Jeder zehnte deutsche Internet-Nutzer geht inzwischen per Handy online. Das ergab eine Marktforschung des Branchenverbandes Bitkom. Demnach wurden 2010 rund 8,2 Millionen Smartphones in Deutschland verkauft. Damit die frischgebackenen Smartphone-Eigentümer nicht in die Kostenfalle tappen, „sollten sie unbedingt eine Datenflatrate abschließen", rät Annika Voß, Telekommunikations-Expertin der Verbraucherzentrale Hamburg. „Smartphones sind eher Computer als Handys und wählen sich für Updates und andere Services häufig automatisch ins Internet ein“.
Bevor man sich für einen Vertrag entscheidet, sollte man aber das eigene Nutzungsverhalten genau analysieren und danach den passenden Tarif aussuchen. Ebenso wichtig ist die Frage, ob man ein subventioniertes Handy mit Zwei-Jahres-Vertrag aussucht, oder das Gerät lieber auf einen Schlag selbst bezahlt. Zumal die Preise für die mobile Datennutzung ständig fallen.
Vertragsbindung:
Die meisten Zusatzoptionen und sehr gut ausgebaute Netze bieten die Netzbetreiber T-Mobile und Vodafone mit ihren Smartphone-Tarifen. Die Netzbetreiber eignen sich deshalb vor allem für Kunden mit speziellen Tarif-Ansprüchen. So bieten sie spezielle Auslandsoptionen und Tarife für die Nutzung des Handys als Modem an. Dafür gehen gerade die Flatrates ganz schön ins Geld. Knapp 90 Euro müssen T-Mobile und Vodafone-Kunden pro Monat für eine Sprach- und Datenflatrate innerhalb Deutschlands hinlegen.
Tarife mit Kostenlimit
Wesentlich günstiger geht das Dauertelefonieren bei Deutschlandsim. Gesprächsminute und SMS kosten neun Cent, für die mobile Datennutzung fallen 24 Cent pro Megabyte an. Es gibt weder einen Mindestumsatz noch eine Grundgebühr. Das Besondere: Ab einem innerdeutschen Verbrauch von 35 Euro monatlich wirkt ein Kostenstopp und es fallen keine weiteren Kosten mehr an. Werden die 35 Euro nicht erreicht, zahlt der Kunde nur, was er auch verbraucht hat. Der Tarif läuft über das gut ausgebaute O2-Netz.

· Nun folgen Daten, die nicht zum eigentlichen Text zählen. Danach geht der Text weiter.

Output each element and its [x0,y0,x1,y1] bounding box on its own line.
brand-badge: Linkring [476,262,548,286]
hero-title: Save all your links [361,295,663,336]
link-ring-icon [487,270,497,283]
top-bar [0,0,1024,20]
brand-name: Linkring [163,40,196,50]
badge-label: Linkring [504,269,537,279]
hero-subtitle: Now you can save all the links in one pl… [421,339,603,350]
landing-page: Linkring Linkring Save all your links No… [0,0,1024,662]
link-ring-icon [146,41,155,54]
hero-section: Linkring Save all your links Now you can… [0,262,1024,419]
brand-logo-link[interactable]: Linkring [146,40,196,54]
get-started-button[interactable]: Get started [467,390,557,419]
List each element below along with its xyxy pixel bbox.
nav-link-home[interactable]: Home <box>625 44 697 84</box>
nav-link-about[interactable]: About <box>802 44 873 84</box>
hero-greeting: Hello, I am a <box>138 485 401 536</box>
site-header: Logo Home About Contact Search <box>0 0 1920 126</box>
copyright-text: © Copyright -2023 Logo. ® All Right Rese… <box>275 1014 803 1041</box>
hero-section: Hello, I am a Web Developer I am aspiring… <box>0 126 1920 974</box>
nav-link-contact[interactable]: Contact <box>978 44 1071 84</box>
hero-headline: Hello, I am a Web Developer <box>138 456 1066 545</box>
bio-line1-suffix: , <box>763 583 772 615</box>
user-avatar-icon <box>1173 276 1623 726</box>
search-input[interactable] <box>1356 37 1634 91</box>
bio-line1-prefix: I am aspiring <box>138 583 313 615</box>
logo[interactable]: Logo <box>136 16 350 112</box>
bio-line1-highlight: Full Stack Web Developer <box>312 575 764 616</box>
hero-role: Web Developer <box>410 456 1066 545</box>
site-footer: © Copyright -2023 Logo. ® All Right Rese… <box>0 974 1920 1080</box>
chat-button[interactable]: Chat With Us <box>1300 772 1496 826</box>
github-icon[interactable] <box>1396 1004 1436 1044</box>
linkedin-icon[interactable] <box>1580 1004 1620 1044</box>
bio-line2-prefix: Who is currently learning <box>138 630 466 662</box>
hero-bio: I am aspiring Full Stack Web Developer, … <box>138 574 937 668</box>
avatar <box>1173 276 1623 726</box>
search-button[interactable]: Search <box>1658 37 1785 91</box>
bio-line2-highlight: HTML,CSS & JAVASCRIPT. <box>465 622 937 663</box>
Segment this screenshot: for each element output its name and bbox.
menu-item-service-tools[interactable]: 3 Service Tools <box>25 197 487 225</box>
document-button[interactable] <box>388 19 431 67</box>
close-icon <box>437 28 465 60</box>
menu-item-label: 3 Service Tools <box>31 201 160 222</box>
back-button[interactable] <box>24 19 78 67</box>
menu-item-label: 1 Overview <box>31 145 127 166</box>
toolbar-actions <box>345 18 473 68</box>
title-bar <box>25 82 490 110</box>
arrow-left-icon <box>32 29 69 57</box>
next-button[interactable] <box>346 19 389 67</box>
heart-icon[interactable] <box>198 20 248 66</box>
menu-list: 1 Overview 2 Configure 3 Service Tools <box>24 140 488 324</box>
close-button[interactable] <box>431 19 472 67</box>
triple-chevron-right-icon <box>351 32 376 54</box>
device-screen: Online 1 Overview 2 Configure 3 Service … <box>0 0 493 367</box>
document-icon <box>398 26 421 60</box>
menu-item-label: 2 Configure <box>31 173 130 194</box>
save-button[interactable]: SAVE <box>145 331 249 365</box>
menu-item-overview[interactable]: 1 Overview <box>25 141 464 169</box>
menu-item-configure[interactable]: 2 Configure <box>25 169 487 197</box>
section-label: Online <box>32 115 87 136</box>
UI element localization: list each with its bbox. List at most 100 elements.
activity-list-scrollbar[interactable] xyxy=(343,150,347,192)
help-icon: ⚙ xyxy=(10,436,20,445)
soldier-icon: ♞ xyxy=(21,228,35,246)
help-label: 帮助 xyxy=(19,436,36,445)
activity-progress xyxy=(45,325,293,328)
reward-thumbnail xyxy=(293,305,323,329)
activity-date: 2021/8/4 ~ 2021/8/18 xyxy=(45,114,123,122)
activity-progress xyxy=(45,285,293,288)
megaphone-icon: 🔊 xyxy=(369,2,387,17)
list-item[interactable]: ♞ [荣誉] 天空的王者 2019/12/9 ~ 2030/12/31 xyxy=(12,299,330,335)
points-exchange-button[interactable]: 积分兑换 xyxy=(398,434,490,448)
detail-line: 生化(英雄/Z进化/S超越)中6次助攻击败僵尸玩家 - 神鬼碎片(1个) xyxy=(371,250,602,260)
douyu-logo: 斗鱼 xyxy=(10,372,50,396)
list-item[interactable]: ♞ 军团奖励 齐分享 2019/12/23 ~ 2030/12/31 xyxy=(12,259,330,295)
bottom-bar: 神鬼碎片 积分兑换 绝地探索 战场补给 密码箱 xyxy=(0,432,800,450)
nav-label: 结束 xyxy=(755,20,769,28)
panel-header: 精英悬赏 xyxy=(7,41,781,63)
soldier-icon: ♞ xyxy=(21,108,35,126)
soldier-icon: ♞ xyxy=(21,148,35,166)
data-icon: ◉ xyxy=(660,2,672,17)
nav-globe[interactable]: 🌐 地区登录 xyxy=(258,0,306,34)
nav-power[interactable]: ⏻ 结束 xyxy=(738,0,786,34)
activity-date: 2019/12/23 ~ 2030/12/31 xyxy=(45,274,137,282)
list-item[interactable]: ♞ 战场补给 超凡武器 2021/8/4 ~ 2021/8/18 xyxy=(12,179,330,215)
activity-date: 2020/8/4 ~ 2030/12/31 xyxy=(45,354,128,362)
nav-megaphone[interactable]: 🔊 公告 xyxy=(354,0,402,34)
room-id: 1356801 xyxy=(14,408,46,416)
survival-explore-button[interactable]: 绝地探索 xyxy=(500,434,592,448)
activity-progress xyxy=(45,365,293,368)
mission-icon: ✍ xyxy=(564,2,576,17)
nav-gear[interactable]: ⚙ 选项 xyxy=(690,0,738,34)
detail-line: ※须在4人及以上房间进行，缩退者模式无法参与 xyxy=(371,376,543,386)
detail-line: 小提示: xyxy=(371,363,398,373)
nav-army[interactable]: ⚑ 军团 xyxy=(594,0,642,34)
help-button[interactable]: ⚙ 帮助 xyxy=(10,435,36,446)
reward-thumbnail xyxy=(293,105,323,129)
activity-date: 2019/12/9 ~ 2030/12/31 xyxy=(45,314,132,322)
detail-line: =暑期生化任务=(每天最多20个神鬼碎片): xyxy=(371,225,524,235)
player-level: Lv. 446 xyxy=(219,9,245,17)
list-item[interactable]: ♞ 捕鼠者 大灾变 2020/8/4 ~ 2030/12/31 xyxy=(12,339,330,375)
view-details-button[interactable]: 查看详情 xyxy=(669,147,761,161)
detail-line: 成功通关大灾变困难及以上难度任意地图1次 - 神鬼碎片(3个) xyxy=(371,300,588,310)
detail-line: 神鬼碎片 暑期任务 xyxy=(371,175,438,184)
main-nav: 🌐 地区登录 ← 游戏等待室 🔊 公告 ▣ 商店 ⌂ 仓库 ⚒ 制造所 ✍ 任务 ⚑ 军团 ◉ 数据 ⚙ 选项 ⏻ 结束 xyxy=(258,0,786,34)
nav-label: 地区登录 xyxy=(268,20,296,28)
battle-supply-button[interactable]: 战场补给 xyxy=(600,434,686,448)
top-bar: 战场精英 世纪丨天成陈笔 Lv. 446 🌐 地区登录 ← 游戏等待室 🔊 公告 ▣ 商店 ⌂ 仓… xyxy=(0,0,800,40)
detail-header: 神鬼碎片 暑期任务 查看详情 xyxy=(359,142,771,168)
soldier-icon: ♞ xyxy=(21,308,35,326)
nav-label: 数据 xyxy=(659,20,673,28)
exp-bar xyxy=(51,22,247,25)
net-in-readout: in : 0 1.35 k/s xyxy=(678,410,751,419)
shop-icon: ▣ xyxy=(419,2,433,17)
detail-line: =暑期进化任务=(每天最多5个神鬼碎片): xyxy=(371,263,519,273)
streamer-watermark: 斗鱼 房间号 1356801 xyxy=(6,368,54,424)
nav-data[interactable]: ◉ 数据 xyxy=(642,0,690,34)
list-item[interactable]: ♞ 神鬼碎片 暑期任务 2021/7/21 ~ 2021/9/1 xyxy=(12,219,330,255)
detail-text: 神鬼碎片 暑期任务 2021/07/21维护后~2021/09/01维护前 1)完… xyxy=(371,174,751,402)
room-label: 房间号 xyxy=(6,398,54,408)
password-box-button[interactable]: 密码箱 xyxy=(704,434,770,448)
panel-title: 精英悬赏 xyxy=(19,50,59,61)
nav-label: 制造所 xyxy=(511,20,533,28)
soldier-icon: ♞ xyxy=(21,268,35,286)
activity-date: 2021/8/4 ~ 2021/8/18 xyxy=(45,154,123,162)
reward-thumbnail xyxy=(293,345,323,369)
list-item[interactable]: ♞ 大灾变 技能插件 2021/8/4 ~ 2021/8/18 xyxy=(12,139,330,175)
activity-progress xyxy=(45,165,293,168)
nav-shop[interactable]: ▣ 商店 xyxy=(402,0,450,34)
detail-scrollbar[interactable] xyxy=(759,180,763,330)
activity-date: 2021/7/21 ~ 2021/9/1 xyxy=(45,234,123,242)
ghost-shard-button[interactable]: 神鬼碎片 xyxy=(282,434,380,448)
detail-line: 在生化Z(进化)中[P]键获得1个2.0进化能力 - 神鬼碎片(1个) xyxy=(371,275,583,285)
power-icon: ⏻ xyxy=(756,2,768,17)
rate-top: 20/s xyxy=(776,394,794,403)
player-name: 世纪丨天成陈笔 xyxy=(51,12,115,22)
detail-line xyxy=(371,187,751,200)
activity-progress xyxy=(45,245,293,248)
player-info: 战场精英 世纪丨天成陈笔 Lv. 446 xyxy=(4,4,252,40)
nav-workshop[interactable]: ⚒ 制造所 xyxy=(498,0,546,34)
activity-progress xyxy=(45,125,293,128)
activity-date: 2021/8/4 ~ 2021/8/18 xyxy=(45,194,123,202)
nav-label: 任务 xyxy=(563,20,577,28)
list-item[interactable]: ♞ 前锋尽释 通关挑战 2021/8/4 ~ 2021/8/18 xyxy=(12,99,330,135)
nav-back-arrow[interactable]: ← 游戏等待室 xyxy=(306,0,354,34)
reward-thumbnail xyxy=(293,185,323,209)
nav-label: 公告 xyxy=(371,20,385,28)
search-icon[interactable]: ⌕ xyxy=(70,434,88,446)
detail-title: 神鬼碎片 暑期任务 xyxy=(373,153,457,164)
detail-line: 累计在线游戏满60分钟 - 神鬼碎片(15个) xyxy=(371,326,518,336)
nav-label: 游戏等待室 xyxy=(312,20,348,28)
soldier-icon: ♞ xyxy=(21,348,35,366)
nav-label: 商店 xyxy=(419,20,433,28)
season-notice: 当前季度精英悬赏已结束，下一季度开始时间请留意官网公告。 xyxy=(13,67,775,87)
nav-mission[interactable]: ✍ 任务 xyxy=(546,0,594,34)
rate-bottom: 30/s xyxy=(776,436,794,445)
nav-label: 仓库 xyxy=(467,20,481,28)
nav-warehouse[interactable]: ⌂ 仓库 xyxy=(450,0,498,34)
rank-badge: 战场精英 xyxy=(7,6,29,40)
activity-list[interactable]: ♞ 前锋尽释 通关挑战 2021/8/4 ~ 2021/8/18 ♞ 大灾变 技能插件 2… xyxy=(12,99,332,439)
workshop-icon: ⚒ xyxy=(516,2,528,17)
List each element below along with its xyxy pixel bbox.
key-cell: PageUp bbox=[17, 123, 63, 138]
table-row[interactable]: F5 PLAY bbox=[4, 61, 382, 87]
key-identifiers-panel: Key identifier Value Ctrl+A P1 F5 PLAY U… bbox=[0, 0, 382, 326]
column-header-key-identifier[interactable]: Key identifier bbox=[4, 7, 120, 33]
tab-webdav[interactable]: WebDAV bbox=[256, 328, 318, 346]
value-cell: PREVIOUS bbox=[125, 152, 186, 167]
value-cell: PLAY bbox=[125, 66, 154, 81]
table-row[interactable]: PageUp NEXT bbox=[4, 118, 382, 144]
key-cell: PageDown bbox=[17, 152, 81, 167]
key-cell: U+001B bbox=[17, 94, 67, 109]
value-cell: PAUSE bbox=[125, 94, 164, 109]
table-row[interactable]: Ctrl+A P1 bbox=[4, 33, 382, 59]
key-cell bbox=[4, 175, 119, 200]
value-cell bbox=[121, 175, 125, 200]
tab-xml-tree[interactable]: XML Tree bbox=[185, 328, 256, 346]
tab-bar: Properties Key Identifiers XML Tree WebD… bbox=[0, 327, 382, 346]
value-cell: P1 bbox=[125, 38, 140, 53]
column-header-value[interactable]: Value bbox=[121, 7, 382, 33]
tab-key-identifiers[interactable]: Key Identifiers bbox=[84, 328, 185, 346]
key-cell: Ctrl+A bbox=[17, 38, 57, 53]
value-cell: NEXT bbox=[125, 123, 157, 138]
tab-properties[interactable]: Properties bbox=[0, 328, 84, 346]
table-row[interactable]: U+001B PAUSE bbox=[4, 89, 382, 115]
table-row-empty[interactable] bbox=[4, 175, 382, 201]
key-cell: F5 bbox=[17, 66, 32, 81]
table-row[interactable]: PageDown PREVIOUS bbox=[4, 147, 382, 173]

Wer weniger als fünf Stunden pro Monat telefoniert, muss nicht über einen Flatrate-Tarif nachdenken. Günstige Discounter bieten Minutenpreise von acht bis neun Cent pro Minute – bezahlt wird nur, was auch „vertelefoniert“ wird. Hauptsache der Discounter bietet eine Datenflatrate oder zumindest ein großes Datenpaket an. Gesprächsminute und SMS in alle deutschen Netze kosten bei
Simyo und
Blau in den Einheitstarifen jeweils neun Cent. Ein Gigabyte an Daten lässt sich für monatlich 9,90 Euro dazubuchen. Nachteil: Die beiden Anbieter laufen über das E-Plus-Netz, das im Datenbereich schlechter als die Konkurrenz ausgebaut ist. Beiden Anbieter haben ebenfalls eine Kostenbremse eingebaut, hier gilt der Kostenschutz jeweils ab 39 Euro. Vorteil: Beiden Anbieter haben zusätzliche Datenptionen für Vielsurfer im Programm.
Anrufe ins Ausland:
Der Tarif von
Fonic ist für alle diejenigen geeignet, die mit dem Handy auch ins Ausland telefonieren. Denn der Preis von neun Cent pro Minute bezieht sich auch auf die Anrufe in die Festnetze von 50 Ländern. Anrufe in die entsprechenden Handy-Netze kosten lediglich 29 Cent pro Minute. Fonic bietet eine Daten-Surf-Flat für 9,95 Euro pro Monat.